Beschreibung
Huila, die erste Kaffeeanbauregion in Kolumbien
Huila liegt im Südwesten Kolumbiens. In 35 der 37 Gemeinden wird Kaffee angebaut, und 74,1 % der ländlichen Bevölkerung leben vom Kaffeeanbau. Mit über 146.000 Hektar Anbaufläche ist Huila das Departamento mit der höchsten Kaffeeproduktion des Landes. Acevedo, die Gemeinde, in der sich diese Farm befindet, ist Teil des Kaffeeanbaunetzwerks, das die Identität der Region prägt.
Die Höhenlage, das Klima und die Böden von Huila schaffen ideale Bedingungen für eine langsame Reifung der Kaffeebohnen. Das Ergebnis sind Kaffees mit höherem Zuckergehalt, lebendiger Säure und komplexen Aromen.
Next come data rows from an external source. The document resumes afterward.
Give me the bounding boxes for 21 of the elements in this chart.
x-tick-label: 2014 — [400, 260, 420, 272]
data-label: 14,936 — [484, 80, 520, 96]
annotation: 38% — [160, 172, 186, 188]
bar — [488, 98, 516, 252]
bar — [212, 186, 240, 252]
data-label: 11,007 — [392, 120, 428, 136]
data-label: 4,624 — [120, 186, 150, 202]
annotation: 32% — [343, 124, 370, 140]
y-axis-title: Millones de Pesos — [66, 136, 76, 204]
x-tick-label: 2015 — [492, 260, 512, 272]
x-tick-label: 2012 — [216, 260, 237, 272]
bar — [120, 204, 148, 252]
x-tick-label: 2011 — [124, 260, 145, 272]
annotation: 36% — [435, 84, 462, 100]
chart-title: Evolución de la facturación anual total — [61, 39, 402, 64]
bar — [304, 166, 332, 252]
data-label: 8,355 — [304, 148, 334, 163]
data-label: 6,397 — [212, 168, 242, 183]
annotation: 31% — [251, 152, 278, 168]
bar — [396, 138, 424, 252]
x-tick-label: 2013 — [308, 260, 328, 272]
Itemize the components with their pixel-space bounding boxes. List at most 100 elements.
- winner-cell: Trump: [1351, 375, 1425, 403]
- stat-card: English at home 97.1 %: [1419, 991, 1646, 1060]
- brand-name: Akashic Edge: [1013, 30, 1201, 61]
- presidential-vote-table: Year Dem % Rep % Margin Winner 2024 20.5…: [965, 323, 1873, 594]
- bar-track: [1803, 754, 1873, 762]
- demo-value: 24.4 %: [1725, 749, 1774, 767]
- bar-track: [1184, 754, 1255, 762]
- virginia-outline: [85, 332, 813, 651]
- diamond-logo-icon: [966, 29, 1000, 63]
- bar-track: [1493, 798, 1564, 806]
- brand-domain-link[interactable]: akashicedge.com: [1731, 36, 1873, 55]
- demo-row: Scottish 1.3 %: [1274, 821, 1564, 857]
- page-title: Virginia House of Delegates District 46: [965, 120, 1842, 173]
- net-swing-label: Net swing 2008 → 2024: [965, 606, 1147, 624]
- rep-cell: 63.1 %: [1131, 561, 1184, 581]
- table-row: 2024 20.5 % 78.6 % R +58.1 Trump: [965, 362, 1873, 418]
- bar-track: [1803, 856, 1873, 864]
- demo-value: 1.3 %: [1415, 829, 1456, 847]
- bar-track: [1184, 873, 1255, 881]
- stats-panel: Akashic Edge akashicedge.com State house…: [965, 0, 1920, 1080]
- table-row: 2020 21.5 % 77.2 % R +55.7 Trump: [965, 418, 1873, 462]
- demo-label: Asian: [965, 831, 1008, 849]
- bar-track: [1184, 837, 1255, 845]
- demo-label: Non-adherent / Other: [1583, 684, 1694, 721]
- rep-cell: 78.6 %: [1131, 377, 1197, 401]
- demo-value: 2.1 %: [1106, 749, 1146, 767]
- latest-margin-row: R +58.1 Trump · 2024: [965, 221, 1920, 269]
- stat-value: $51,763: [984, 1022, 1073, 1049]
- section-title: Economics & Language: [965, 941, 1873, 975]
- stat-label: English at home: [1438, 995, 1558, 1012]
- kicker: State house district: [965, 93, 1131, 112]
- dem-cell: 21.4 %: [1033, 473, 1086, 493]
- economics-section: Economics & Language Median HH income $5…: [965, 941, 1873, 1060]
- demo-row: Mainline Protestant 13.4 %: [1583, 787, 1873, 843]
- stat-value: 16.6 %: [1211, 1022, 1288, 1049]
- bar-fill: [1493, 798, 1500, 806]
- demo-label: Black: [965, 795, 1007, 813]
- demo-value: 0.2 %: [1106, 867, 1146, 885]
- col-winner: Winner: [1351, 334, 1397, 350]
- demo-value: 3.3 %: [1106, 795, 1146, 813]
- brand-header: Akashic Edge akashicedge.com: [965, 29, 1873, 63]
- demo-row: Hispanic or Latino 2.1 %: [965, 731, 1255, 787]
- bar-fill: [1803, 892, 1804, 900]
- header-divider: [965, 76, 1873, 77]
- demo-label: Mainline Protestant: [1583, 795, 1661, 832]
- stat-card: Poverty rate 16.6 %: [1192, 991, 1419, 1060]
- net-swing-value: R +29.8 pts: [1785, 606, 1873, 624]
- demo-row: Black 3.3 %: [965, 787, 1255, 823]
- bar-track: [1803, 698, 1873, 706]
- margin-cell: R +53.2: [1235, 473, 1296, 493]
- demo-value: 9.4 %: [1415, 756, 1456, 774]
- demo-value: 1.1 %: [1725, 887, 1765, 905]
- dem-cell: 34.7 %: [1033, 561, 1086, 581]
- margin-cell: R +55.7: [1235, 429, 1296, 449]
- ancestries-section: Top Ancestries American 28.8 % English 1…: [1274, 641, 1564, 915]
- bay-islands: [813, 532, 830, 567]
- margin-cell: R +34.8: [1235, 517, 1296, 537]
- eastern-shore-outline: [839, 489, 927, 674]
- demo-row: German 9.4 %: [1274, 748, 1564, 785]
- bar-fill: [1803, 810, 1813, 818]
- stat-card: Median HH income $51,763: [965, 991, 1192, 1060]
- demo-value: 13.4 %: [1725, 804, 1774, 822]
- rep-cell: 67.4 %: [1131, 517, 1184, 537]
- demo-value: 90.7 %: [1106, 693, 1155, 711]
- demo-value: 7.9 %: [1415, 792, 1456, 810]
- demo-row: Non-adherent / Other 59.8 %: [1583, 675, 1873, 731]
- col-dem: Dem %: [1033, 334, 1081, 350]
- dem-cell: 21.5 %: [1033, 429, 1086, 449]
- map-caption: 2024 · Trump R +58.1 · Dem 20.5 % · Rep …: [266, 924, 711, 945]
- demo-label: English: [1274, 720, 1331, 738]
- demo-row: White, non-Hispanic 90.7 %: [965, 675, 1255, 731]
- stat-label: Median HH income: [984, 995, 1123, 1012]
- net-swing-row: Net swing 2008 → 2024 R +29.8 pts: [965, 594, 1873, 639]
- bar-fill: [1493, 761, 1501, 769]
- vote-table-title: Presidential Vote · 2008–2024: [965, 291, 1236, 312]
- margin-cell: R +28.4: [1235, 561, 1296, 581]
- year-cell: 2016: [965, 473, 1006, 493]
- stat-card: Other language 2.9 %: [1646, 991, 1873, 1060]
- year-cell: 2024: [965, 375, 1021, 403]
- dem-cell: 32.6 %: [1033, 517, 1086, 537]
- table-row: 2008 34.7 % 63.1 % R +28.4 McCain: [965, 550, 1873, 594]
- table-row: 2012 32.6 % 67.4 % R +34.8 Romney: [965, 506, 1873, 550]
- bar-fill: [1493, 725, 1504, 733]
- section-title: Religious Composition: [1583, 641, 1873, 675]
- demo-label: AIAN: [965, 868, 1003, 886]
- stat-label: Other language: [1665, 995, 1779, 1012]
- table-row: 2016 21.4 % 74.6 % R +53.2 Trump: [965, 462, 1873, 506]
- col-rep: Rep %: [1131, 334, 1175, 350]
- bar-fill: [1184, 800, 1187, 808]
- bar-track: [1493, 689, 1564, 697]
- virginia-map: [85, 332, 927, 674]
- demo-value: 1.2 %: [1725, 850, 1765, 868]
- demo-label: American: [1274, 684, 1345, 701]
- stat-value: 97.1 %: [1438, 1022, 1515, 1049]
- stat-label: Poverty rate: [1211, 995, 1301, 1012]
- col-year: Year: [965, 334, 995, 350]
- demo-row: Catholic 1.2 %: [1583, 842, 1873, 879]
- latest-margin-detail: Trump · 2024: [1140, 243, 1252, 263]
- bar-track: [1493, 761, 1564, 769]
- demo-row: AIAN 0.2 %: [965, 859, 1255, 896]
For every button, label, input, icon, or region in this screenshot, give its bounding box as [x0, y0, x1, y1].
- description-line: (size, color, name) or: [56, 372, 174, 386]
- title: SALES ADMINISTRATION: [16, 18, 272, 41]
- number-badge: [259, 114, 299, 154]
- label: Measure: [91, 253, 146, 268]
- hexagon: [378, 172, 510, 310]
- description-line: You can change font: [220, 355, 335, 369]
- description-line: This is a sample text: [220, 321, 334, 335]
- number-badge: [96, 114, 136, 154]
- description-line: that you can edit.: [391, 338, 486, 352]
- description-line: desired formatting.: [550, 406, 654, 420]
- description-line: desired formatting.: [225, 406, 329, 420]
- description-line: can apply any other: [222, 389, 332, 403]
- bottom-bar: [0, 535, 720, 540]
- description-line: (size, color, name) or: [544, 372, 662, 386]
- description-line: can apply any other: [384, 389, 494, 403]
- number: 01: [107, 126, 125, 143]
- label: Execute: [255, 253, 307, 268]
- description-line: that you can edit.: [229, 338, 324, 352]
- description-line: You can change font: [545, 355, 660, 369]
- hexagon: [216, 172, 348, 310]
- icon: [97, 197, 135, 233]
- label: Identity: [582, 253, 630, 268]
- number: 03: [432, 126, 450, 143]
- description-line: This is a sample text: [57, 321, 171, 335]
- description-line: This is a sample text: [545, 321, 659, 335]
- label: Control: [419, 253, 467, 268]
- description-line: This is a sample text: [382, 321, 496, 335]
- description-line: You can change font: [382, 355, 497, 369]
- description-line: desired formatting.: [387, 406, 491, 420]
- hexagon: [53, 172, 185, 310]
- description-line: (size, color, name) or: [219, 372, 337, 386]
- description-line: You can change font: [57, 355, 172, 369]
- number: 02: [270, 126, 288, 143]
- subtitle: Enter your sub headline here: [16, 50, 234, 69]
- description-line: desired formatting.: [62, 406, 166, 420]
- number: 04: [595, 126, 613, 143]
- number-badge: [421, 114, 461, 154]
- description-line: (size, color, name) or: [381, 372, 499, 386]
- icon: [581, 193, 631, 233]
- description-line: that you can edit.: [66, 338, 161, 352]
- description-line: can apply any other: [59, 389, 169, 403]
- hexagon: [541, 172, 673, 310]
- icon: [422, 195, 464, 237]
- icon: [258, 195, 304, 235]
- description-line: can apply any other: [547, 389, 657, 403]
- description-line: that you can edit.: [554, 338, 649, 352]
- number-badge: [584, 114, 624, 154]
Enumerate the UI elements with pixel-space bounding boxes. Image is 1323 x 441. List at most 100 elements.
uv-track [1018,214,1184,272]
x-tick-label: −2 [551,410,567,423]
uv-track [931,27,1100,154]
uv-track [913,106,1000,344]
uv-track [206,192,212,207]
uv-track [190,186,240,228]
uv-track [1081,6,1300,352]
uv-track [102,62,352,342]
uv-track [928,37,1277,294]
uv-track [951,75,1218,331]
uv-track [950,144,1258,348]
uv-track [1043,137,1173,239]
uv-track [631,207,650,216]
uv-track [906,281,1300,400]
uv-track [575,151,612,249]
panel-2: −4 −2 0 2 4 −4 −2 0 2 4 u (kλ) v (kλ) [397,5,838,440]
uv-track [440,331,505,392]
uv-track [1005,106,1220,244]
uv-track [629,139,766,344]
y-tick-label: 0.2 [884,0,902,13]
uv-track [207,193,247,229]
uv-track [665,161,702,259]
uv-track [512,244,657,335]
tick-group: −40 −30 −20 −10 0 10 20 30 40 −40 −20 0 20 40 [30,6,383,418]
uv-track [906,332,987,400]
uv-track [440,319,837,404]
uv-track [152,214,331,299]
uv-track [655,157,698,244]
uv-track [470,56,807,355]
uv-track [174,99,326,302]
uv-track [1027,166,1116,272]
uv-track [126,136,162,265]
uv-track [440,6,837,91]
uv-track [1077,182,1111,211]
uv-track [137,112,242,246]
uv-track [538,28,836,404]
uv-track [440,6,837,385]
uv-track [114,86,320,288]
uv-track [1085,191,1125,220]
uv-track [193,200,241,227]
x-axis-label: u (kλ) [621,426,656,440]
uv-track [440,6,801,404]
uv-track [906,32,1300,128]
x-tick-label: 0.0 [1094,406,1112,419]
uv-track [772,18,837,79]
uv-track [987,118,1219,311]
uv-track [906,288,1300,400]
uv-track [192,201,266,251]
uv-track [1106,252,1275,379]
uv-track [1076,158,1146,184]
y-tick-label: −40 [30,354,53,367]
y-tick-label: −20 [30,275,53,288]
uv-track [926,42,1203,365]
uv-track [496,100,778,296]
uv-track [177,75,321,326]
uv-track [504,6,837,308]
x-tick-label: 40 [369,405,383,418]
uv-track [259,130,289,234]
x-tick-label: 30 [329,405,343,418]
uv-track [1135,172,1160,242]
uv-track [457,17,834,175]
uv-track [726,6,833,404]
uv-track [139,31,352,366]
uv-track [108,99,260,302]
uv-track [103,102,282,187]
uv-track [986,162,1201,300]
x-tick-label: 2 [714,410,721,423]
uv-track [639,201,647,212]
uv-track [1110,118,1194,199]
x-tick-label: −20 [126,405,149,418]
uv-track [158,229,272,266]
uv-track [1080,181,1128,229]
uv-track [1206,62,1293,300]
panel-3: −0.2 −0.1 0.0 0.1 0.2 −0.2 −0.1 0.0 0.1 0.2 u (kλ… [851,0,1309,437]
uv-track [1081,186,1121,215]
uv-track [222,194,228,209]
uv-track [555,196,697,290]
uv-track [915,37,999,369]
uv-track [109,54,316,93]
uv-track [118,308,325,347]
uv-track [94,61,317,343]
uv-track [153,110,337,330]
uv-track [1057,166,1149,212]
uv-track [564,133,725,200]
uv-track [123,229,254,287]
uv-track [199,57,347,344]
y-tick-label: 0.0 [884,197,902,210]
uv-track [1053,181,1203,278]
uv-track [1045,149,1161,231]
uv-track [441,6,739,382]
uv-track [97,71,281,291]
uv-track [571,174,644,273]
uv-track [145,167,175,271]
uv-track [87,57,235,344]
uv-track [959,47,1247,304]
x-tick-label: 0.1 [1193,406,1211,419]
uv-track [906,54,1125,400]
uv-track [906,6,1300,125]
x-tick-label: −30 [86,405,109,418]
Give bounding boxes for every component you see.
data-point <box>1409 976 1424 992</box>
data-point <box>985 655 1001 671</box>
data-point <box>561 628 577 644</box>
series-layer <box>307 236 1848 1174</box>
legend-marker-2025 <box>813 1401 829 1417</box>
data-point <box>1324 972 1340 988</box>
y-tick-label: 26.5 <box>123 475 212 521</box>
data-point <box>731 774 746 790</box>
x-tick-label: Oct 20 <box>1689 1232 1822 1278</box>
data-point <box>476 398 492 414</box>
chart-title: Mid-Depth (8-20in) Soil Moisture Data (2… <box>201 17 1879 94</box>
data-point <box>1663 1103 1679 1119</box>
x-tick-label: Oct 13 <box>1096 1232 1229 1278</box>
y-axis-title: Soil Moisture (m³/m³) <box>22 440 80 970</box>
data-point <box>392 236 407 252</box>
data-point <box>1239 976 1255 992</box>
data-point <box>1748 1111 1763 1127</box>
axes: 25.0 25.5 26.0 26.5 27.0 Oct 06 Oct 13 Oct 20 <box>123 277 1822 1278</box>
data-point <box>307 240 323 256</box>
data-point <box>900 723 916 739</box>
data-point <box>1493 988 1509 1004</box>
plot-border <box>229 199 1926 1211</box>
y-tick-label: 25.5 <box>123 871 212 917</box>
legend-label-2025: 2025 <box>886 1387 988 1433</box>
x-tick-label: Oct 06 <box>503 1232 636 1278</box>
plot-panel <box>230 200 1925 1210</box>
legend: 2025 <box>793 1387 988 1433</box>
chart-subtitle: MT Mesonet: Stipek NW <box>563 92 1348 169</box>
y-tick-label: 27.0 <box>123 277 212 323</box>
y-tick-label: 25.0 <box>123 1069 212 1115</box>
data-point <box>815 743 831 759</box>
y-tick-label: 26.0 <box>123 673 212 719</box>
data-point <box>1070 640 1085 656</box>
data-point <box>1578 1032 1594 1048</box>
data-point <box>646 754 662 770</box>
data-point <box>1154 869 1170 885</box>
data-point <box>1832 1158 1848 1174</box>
Es ist kein Zufall, dass Huila mehr Auszeichnungen bei internationalen Spezialitätenkaffee-Wettbewerben erhalten hat als jedes andere kolumbianische Departement.
Los Rosales Estate und Rosalba Jiménez
Los Rosales bewirtschaftet drei Hektar Anbaufläche auf 1.600 Metern Höhe. Die Ernte konzentriert sich auf die Zeit zwischen Juni und Dezember. Ursprünglich baute die Farm die Sorte Caturra an, doch der Kaffeerost zwang zur Erneuerung der Plantagen. Rosalba Jiménez nutzte diese Krise als Chance: Sie führte Pink Bourbon und Castillo ein, Sorten mit einem besseren Geschmacksprofil und höherer Widerstandsfähigkeit, und richtete die Farm auf Spezialitätenkaffee aus.
Doña Rosalba hat ihr ganzes Leben in einer Kaffeeanbauregion verbracht. Ihre Eltern brachten ihr schon früh den Kaffeeanbau bei. Vor etwa zehn Jahren erwarb sie Los Rosales und bewirtschaftet die Farm seither selbstständig. Das Foto auf Seite 3 der Importeursunterlagen zeigt sie bei der Entgegennahme der Platinum-Cup-Trophäe – eine ungewöhnliche Auszeichnung für eine nur drei Hektar große Farm.
Der Aufbereitungsprozess bei Los Rosales ist sorgfältig und genau definiert. Die Ernte erfolgt selektiv: Nur reife Kaffeekirschen werden gepflückt. Vor dem Entpulpen werden die Bohnen in Wasser eingeweicht, um schwimmende Bohnen zu entfernen. Anschließend fermentieren sie 24 Stunden lang in Säcken, werden maschinell entpulpt und durchlaufen eine zweite, etwa 12-stündige Trockenfermentation. Zwei Spülgänge reinigen und homogenisieren die Bohnen. Die Trocknung erfolgt 20 Tage lang im Schatten unter Baldachinen. Dieses Aufbereitungsverfahren mit zusätzlichen Fermentationsschritten verleiht dem Kaffee Komplexität, ohne das klare Geschmacksprofil zu beeinträchtigen, das die besten Kaffees aus Huila auszeichnet.